DKIM Key & Record Generator
Generate a DKIM RSA key pair and the DNS TXT record for your selector.
About this tool
This tool generates a fresh DKIM RSA key pair and the DNS TXT record to publish at selector._domainkey.yourdomain.com. Choose a selector name (e.g. default, s1, google) and domain, then copy the TXT record into your DNS panel and the private key into your mail server or email provider.
2048-bit RSA is recommended. Long public keys are automatically split into DNS-safe chunks for panels that limit TXT record length. After publishing, send a test message and verify with the DKIM Validator.
Frequently asked questions
Where do I put the private key?
Install it on the server or service that signs outgoing mail — your MTA (Postfix, Exim), cPanel, Google Workspace admin, Microsoft 365, SendGrid, etc. Never publish the private key in DNS or share it publicly.

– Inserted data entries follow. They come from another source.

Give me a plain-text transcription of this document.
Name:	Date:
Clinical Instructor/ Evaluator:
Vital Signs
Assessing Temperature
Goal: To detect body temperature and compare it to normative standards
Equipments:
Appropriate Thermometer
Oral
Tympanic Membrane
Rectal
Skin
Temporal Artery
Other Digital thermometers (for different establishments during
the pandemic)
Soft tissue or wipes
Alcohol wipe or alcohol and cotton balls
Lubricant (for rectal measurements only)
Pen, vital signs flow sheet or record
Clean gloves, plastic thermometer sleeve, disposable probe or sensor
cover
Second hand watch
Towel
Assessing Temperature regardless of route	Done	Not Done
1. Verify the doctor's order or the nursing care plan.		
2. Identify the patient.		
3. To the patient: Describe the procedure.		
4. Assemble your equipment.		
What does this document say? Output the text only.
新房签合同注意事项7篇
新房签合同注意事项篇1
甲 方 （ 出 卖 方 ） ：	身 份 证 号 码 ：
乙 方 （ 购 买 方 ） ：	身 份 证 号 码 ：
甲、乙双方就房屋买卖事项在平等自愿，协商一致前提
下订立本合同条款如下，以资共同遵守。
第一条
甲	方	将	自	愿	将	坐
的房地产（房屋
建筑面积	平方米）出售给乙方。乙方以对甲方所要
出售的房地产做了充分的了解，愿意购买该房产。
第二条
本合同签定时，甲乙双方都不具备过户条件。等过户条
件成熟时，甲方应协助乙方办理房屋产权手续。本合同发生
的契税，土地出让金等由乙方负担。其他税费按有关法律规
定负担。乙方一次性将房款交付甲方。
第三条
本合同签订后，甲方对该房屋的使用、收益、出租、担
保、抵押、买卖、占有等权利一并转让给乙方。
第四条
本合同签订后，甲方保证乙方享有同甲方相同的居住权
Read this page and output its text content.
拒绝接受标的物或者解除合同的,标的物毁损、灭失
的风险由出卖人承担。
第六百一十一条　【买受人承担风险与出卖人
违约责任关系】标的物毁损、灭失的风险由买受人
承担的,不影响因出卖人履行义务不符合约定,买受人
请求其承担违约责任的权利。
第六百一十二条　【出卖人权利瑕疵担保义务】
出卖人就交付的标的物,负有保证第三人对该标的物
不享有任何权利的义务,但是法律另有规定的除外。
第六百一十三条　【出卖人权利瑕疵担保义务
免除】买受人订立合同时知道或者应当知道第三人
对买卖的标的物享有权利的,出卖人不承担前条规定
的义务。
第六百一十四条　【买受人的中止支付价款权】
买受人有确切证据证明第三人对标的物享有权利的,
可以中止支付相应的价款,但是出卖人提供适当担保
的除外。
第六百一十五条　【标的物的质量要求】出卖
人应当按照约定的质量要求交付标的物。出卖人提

What selector name should I use?
Any valid DNS label works. Use default for a single key, or provider-specific names like google (Google Workspace) or s1/s2 (SendGrid). Each selector can hold one active key.
Why is my DKIM record split into multiple strings?
2048-bit public keys often exceed 255 characters. DNS allows multiple quoted strings in one TXT record; resolvers concatenate them automatically.